Q3 2023 sees stealthy 4% jump in agriculture export earnings
Although slightly firmer in Q2, the rand exchange rate exchange rate depreciated by 14.4% year-on-year in Q3 2023 thus enhancing earnings in addition to the increased volumes and better prices for some of the products.
Major commodities exported included citrus, maize, apples and pears, nuts, wine, soybeans, sugar, and fruit juices. Citrus was already on its way to another excellent seasonal export performance towards the end of Q3 2023 with volumes up by 3% year-on-year at 159.1 million cartons (15kg) as of week 39, which is 96% of the original industry estimate.
Maize continued to enjoy strong growth in exports with an impressive 8.5% year-on-year surge in volumes exported at 1.64 million tonnes in Q3 dominated by yellow maize (81%) followed by white maize (19%) according to the South African Grain Information Services (SAGIS) data.
The path forward
The sector must continue to agitate for gains in market share and expand to new markets. Retaining and growing the export market provides an opportunity for expansion and foreign earnings.
This stellar performance was however not without hurdles and the longstanding trade distortions such as the uncompetitive phytosanitary measures on citrus by the EU, dilapidated roads, challenges at ports and railway infrastructure are yet to be finally concluded. Nonetheless, navigation around these issues with increased collaboration between industry players and Transnet has played a huge role in ensuring this good performance.
Further, the sector is constantly adapting to the changing landscape and has expanded despite tough conditions. More work is needed to unlock new markets and improve logistics in terms of rail and ports all of which are achievable through increased collaboration with government and the relevant State-Owned Enterprises (SOEs).
Seizing opportunities
The long-term outlook is still positive on the back of the renewed impetus to open export markets following the conclusion of deals for exports of avocados to China and the reopening of the Saudi Arabian market for SA meat. The sector should take advantage of the recent success of the BRICS summit in SA to explore this market with 6 additional members.

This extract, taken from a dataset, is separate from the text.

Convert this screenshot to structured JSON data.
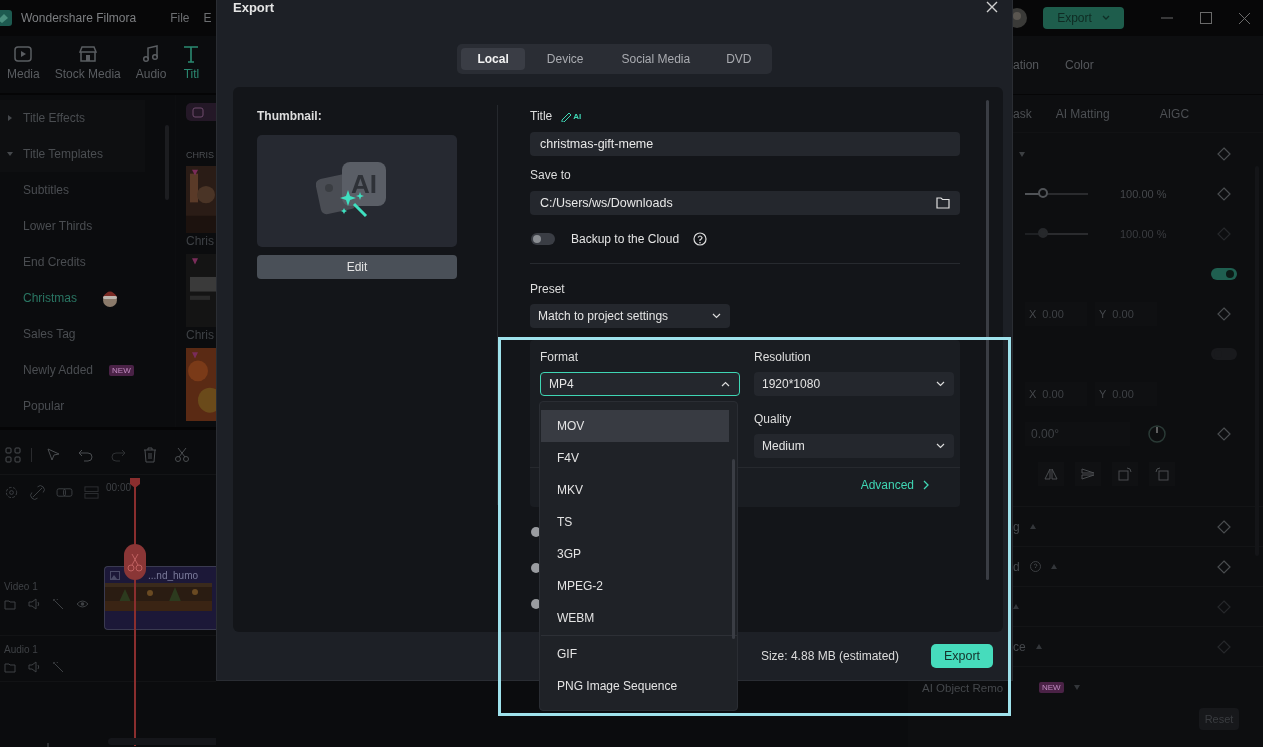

From a volume perspective, the sector should take advantage of increased capacity in terms of prior investment in orchards with the non-bearing equivalent for citrus commodities at approximately 43%, 31%, and 21% for soft citrus, lemons, and grapefruit respectively. Even larger percentages are estimated for macadamias and avocados with non-bearing equivalents of 63% and 51% respectively. South African agriculture is therefore geared for export business and the wheels must continue to turn.